Now I have slept on it, from memory, (or was it a dream or nightmare? :astonished:) I think the only time I ever used a 78LS05 was for voltage translation.

Probably find the original designer made a careless mistake by typing an 05 instead of an 04.

I think I see what the problem is. The schematics I was looking at were on two different chapters. On the first, it was a “high level” schematic that indeed used a 74LS05. But that 74LS05 DID have pull-up resistors like it should have.

Then, several chapters later, there is a more detailed schematic. However, it’s still a “high level” and not all parts are even identified. This schematic shows an inverter symbol but doesn’t label it an 05 or 04. So I assumed I could just use the leftover gates.

Long story short, it’s quite possible the second schematic would probably use a 04 instead of an 05.

So now I’m wondering why they used the 05 in the first place and not an 04. I’ve got lots to learn and this is a pretty large book. :slight_smile:

You used the open collector drivers either when you had multiple drivers on a bus or when you wanted higher level than a TTL “1”

As davidsrsb says, active high wired AND or active low wired OR. Also used to drive indicators. Before LEDs incadescent displays were driven by OC outputs with higher voltages than the main supply. Look at the 7406/07/16/17 ICs. The concept carries over to open drain for FETs. Look at the TPIC6B595 for example.

The most important part here is that KiCad’s ERC caught a real error that very likely would have made it into manufacturing.
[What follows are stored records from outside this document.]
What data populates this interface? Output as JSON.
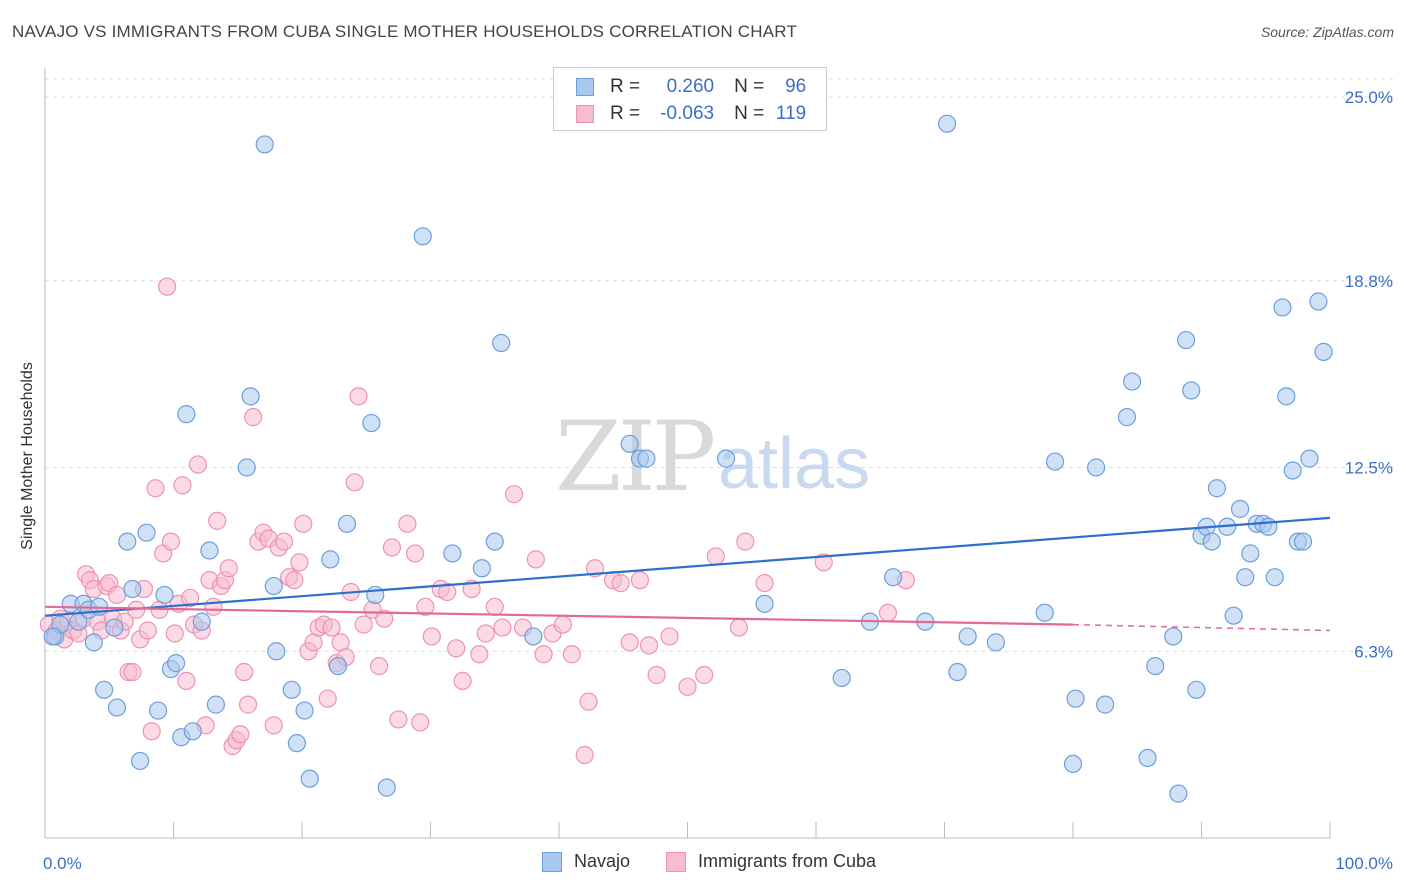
{
  "title": "NAVAJO VS IMMIGRANTS FROM CUBA SINGLE MOTHER HOUSEHOLDS CORRELATION CHART",
  "source": "Source: ZipAtlas.com",
  "watermark": {
    "zip": "ZIP",
    "atlas": "atlas"
  },
  "legend": {
    "rows": [
      {
        "r_label": "R =",
        "r_value": "0.260",
        "n_label": "N =",
        "n_value": "96"
      },
      {
        "r_label": "R =",
        "r_value": "-0.063",
        "n_label": "N =",
        "n_value": "119"
      }
    ]
  },
  "colors": {
    "navajo_fill": "#a9c8ef",
    "navajo_stroke": "#6d9fdc",
    "navajo_line": "#2d6fcc",
    "cuba_fill": "#f7bcd0",
    "cuba_stroke": "#ee93b3",
    "cuba_line": "#e0699a",
    "axis_text": "#3a6fc7",
    "grid": "#dddddd"
  },
  "chart_data": {
    "type": "scatter",
    "title": "NAVAJO VS IMMIGRANTS FROM CUBA SINGLE MOTHER HOUSEHOLDS CORRELATION CHART",
    "xlabel": "",
    "ylabel": "Single Mother Households",
    "xlim": [
      0,
      100
    ],
    "ylim": [
      0,
      25.6
    ],
    "x_tick_labels": [
      "0.0%",
      "100.0%"
    ],
    "y_ticks": [
      6.3,
      12.5,
      18.8,
      25.0
    ],
    "y_tick_labels": [
      "6.3%",
      "12.5%",
      "18.8%",
      "25.0%"
    ],
    "grid": true,
    "legend_position": "top-center",
    "series": [
      {
        "name": "Navajo",
        "r": 0.26,
        "n": 96,
        "trend": {
          "x": [
            0,
            100
          ],
          "y": [
            7.5,
            10.8
          ],
          "dashed_from": null
        },
        "points": [
          [
            0.8,
            6.8
          ],
          [
            1.2,
            7.2
          ],
          [
            2.0,
            7.9
          ],
          [
            2.6,
            7.3
          ],
          [
            3.0,
            7.9
          ],
          [
            3.4,
            7.7
          ],
          [
            3.8,
            6.6
          ],
          [
            4.2,
            7.8
          ],
          [
            4.6,
            5.0
          ],
          [
            5.4,
            7.1
          ],
          [
            5.6,
            4.4
          ],
          [
            6.4,
            10.0
          ],
          [
            6.8,
            8.4
          ],
          [
            7.4,
            2.6
          ],
          [
            7.9,
            10.3
          ],
          [
            8.8,
            4.3
          ],
          [
            9.3,
            8.2
          ],
          [
            9.8,
            5.7
          ],
          [
            10.2,
            5.9
          ],
          [
            10.6,
            3.4
          ],
          [
            11.0,
            14.3
          ],
          [
            11.5,
            3.6
          ],
          [
            12.2,
            7.3
          ],
          [
            12.8,
            9.7
          ],
          [
            13.3,
            4.5
          ],
          [
            15.7,
            12.5
          ],
          [
            16.0,
            14.9
          ],
          [
            17.1,
            23.4
          ],
          [
            17.8,
            8.5
          ],
          [
            18.0,
            6.3
          ],
          [
            19.2,
            5.0
          ],
          [
            19.6,
            3.2
          ],
          [
            20.2,
            4.3
          ],
          [
            20.6,
            2.0
          ],
          [
            22.2,
            9.4
          ],
          [
            22.8,
            5.8
          ],
          [
            23.5,
            10.6
          ],
          [
            25.4,
            14.0
          ],
          [
            25.7,
            8.2
          ],
          [
            26.6,
            1.7
          ],
          [
            29.4,
            20.3
          ],
          [
            31.7,
            9.6
          ],
          [
            34.0,
            9.1
          ],
          [
            35.0,
            10.0
          ],
          [
            35.5,
            16.7
          ],
          [
            38.0,
            6.8
          ],
          [
            45.5,
            13.3
          ],
          [
            46.3,
            12.8
          ],
          [
            46.8,
            12.8
          ],
          [
            53.0,
            12.8
          ],
          [
            56.0,
            7.9
          ],
          [
            62.0,
            5.4
          ],
          [
            64.2,
            7.3
          ],
          [
            66.0,
            8.8
          ],
          [
            68.5,
            7.3
          ],
          [
            70.2,
            24.1
          ],
          [
            71.0,
            5.6
          ],
          [
            71.8,
            6.8
          ],
          [
            74.0,
            6.6
          ],
          [
            77.8,
            7.6
          ],
          [
            78.6,
            12.7
          ],
          [
            80.0,
            2.5
          ],
          [
            80.2,
            4.7
          ],
          [
            81.8,
            12.5
          ],
          [
            82.5,
            4.5
          ],
          [
            84.2,
            14.2
          ],
          [
            84.6,
            15.4
          ],
          [
            85.8,
            2.7
          ],
          [
            86.4,
            5.8
          ],
          [
            87.8,
            6.8
          ],
          [
            88.2,
            1.5
          ],
          [
            88.8,
            16.8
          ],
          [
            89.2,
            15.1
          ],
          [
            89.6,
            5.0
          ],
          [
            90.0,
            10.2
          ],
          [
            90.4,
            10.5
          ],
          [
            90.8,
            10.0
          ],
          [
            91.2,
            11.8
          ],
          [
            92.0,
            10.5
          ],
          [
            92.5,
            7.5
          ],
          [
            93.0,
            11.1
          ],
          [
            93.4,
            8.8
          ],
          [
            93.8,
            9.6
          ],
          [
            94.3,
            10.6
          ],
          [
            94.8,
            10.6
          ],
          [
            95.2,
            10.5
          ],
          [
            95.7,
            8.8
          ],
          [
            96.3,
            17.9
          ],
          [
            96.6,
            14.9
          ],
          [
            97.1,
            12.4
          ],
          [
            97.5,
            10.0
          ],
          [
            97.9,
            10.0
          ],
          [
            98.4,
            12.8
          ],
          [
            99.1,
            18.1
          ],
          [
            99.5,
            16.4
          ],
          [
            0.6,
            6.8
          ]
        ]
      },
      {
        "name": "Immigrants from Cuba",
        "r": -0.063,
        "n": 119,
        "trend": {
          "x": [
            0,
            80
          ],
          "y": [
            7.8,
            7.2
          ],
          "dashed_from": 80,
          "dashed_to": [
            100,
            7.0
          ]
        },
        "points": [
          [
            0.3,
            7.2
          ],
          [
            0.6,
            6.8
          ],
          [
            0.9,
            7.0
          ],
          [
            1.2,
            7.4
          ],
          [
            1.5,
            6.7
          ],
          [
            1.8,
            7.3
          ],
          [
            2.2,
            7.0
          ],
          [
            2.6,
            6.9
          ],
          [
            3.0,
            7.4
          ],
          [
            3.2,
            8.9
          ],
          [
            3.5,
            8.7
          ],
          [
            3.8,
            8.4
          ],
          [
            4.1,
            7.3
          ],
          [
            4.4,
            7.0
          ],
          [
            4.8,
            8.5
          ],
          [
            5.0,
            8.6
          ],
          [
            5.3,
            7.4
          ],
          [
            5.6,
            8.2
          ],
          [
            5.9,
            7.0
          ],
          [
            6.2,
            7.3
          ],
          [
            6.5,
            5.6
          ],
          [
            6.8,
            5.6
          ],
          [
            7.1,
            7.7
          ],
          [
            7.4,
            6.7
          ],
          [
            7.7,
            8.4
          ],
          [
            8.0,
            7.0
          ],
          [
            8.3,
            3.6
          ],
          [
            8.6,
            11.8
          ],
          [
            8.9,
            7.7
          ],
          [
            9.2,
            9.6
          ],
          [
            9.5,
            18.6
          ],
          [
            9.8,
            10.0
          ],
          [
            10.1,
            6.9
          ],
          [
            10.4,
            7.9
          ],
          [
            10.7,
            11.9
          ],
          [
            11.0,
            5.3
          ],
          [
            11.3,
            8.1
          ],
          [
            11.6,
            7.2
          ],
          [
            11.9,
            12.6
          ],
          [
            12.2,
            7.0
          ],
          [
            12.5,
            3.8
          ],
          [
            12.8,
            8.7
          ],
          [
            13.1,
            7.8
          ],
          [
            13.4,
            10.7
          ],
          [
            13.7,
            8.5
          ],
          [
            14.0,
            8.7
          ],
          [
            14.3,
            9.1
          ],
          [
            14.6,
            3.1
          ],
          [
            14.9,
            3.3
          ],
          [
            15.2,
            3.5
          ],
          [
            15.5,
            5.6
          ],
          [
            15.8,
            4.5
          ],
          [
            16.2,
            14.2
          ],
          [
            16.6,
            10.0
          ],
          [
            17.0,
            10.3
          ],
          [
            17.4,
            10.1
          ],
          [
            17.8,
            3.8
          ],
          [
            18.2,
            9.8
          ],
          [
            18.6,
            10.0
          ],
          [
            19.0,
            8.8
          ],
          [
            19.4,
            8.7
          ],
          [
            19.8,
            9.3
          ],
          [
            20.1,
            10.6
          ],
          [
            20.5,
            6.3
          ],
          [
            20.9,
            6.6
          ],
          [
            21.3,
            7.1
          ],
          [
            21.7,
            7.2
          ],
          [
            22.0,
            4.7
          ],
          [
            22.3,
            7.1
          ],
          [
            22.7,
            5.9
          ],
          [
            23.0,
            6.6
          ],
          [
            23.4,
            6.1
          ],
          [
            23.8,
            8.3
          ],
          [
            24.1,
            12.0
          ],
          [
            24.4,
            14.9
          ],
          [
            24.8,
            7.2
          ],
          [
            25.5,
            7.7
          ],
          [
            26.0,
            5.8
          ],
          [
            26.4,
            7.4
          ],
          [
            27.0,
            9.8
          ],
          [
            27.5,
            4.0
          ],
          [
            28.2,
            10.6
          ],
          [
            28.8,
            9.6
          ],
          [
            29.2,
            3.9
          ],
          [
            29.6,
            7.8
          ],
          [
            30.1,
            6.8
          ],
          [
            30.8,
            8.4
          ],
          [
            31.3,
            8.3
          ],
          [
            32.0,
            6.4
          ],
          [
            32.5,
            5.3
          ],
          [
            33.2,
            8.4
          ],
          [
            33.8,
            6.2
          ],
          [
            34.3,
            6.9
          ],
          [
            35.0,
            7.8
          ],
          [
            35.6,
            7.1
          ],
          [
            36.5,
            11.6
          ],
          [
            37.2,
            7.1
          ],
          [
            38.2,
            9.4
          ],
          [
            38.8,
            6.2
          ],
          [
            39.5,
            6.9
          ],
          [
            40.3,
            7.2
          ],
          [
            41.0,
            6.2
          ],
          [
            42.0,
            2.8
          ],
          [
            42.3,
            4.6
          ],
          [
            42.8,
            9.1
          ],
          [
            44.2,
            8.7
          ],
          [
            44.8,
            8.6
          ],
          [
            45.5,
            6.6
          ],
          [
            46.3,
            8.7
          ],
          [
            47.0,
            6.5
          ],
          [
            47.6,
            5.5
          ],
          [
            48.6,
            6.8
          ],
          [
            50.0,
            5.1
          ],
          [
            51.3,
            5.5
          ],
          [
            52.2,
            9.5
          ],
          [
            54.0,
            7.1
          ],
          [
            54.5,
            10.0
          ],
          [
            56.0,
            8.6
          ],
          [
            60.6,
            9.3
          ],
          [
            65.6,
            7.6
          ],
          [
            67.0,
            8.7
          ]
        ]
      }
    ]
  },
  "bottom_legend": [
    {
      "label": "Navajo"
    },
    {
      "label": "Immigrants from Cuba"
    }
  ]
}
Davidrsb gives you two reasons for using open collector outputs, but the reason you stated is also a valid and often used reason. You have some left over gates.

So the question becomes: What are those other 5 gates doing, and are any of the open collector outputs needed?

You also have to consider that a passive pullup has slower timing on the rising output flanks.

(I used to work at Racal Milgo in UK, back in 80s): yes, I remember those busbars, and back when you had rows of 0.3" chips, were a good way to get the power distributed… and yes, probably a lot cheaper than going to 4 layes - especially back then!

Why use a 74LS chips at all, because those ICs are available in 74HC series and much more, like 74HC40 and 74HC45 series. Or they were available because world has moved on, and those chips are used less and less every year.

Or they were available because world has moved on, and those chips are used less and less every year

The world moved away from the 68000 too but I still like designing around it. :slight_smile:

Caveat: if you replace only some LS with HC check all the places where LS drives HC because LS logic 1 isn’t quite high enough resulting in lower noise margin. So either replace all or if must mix use HCT which is designed to cope with LS levels.

1 Like

Indeed. You always have to be careful when mixing logic families.

Recently (euhm few years ago) I used an STM32 (at 3V3) driving 74LS244 buffers which drive optocoupler leds of stepper driver controllers on the other end of a cable. (Sink to GND to turn them on)

Input levels of 74LS fits nicely with output levels of the STM32, and these old chips are less susceptible to overloads & ESD, if wires get damaged or a connector gets loose or other weird stuff.